Microsoft a dévoilé fin août les contours de sa prochaine mise à jour annuelle de Windows 11, estampillée 26H2, et le verdict tient en une ligne : ceux qui espéraient une refonte visuelle ou un bouleversement technique seront déçus. La firme de Redmond livre, en toute connaissance de cause, une mise à jour volontairement légère, construite sur la même branche de maintenance que ses deux prédécesseurs (24H2 et 25H2), et déployable via un enablement package de 174 Ko. Soit trois millièmes de pourcent des 6,5 Go que pèse une mise à jour complète.
Le calendrier est désormais fixé à la fin septembre ou au début octobre 2026, ce qui place la sortie dans un mois environ. Les utilisateurs déjà installés sur 24H2 ou 25H2 recevront un micro-paquet d’activation qui procède en quatre étapes, activation des drapeaux de code dormant, redémarrage, basculement des fonctionnalités, mise à jour du numéro de build, le tout en moins de deux minutes. Ceux qui tournent encore sur 22H2, 23H2 ou Windows 10 devront en revanche télécharger l’intégralité du lot, soit 5,3 Go d’image de base et 887 Mo de mise à jour cumulative.

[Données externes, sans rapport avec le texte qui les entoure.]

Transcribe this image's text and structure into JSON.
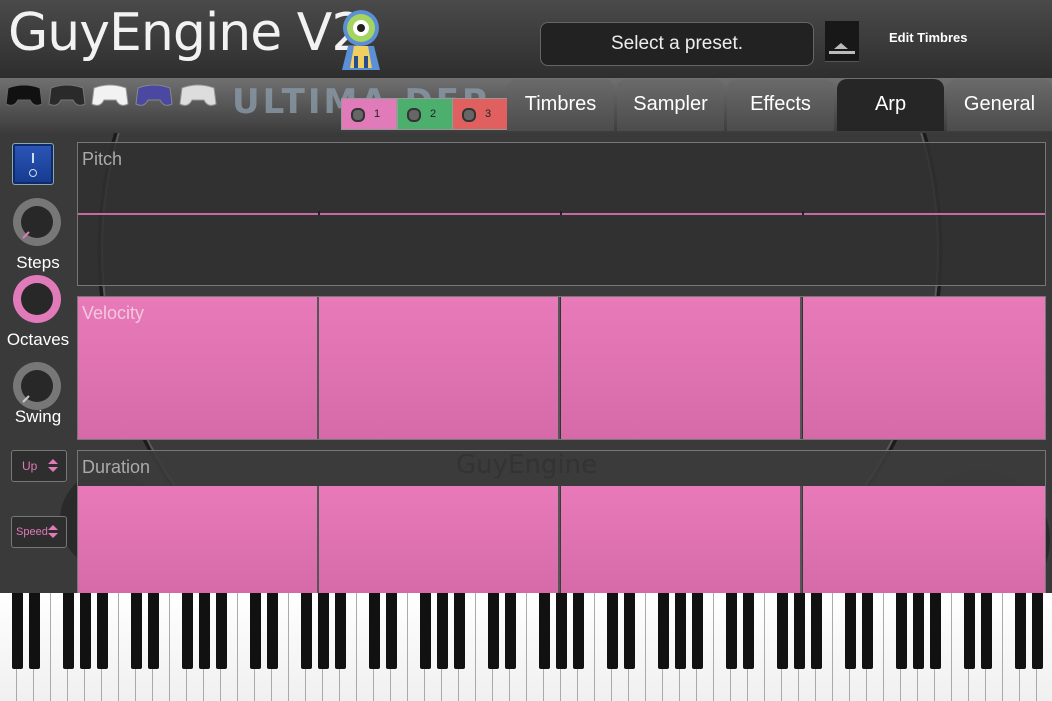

Le principe repose sur un modèle de « servicing partagé » que Microsoft a délibérément adopté après les déboires de 24H2, version dont les correctifs ont nécessité près d’un an de travail. Le code de 26H2 est déjà distribué, mois après mois, aux machines 24H2 et 25H2 dans un état désactivé, exactement comme Windows 10 version 1909 l’avait été en 2019. Les correctifs de sécurité et les mises à jour non sécuritaires restent strictement identiques entre les trois versions. Seul le numéro de build change, la série 26300 remplaçant la série 26200 de 25H2.
Point-in-Time Restore, activée par défaut sur toutes les machines 26H2, y compris les postes d’entreprise, fonctionne comme une version étendue de la Restauration du système, capable de sauvegarder aussi bien les fichiers personnels que l’installation du système d’exploitation. En dehors de cette nouveauté… rien de véritablement exclusif. Chaque fonction livrée avec 26H2 arrive simultanément sur 24H2 et 25H2 par les mises à jour cumulatives mensuelles.
La raison d’être de cette version est dans la mécanique des cycles de support. Le support de 24H2 pour les éditions Home et Pro expire le 13 octobre 2026, celui de 25H2 un an plus tard. Passer à 26H2 repousse l’échéance d’environ deux ans pour les particuliers (24 mois) et de trois ans pour les éditions Enterprise et Education. Microsoft remet le compteur à zéro sans imposer de migration de plateforme, un compromis qui sacrifie l’enthousiasme au profit de la stabilité.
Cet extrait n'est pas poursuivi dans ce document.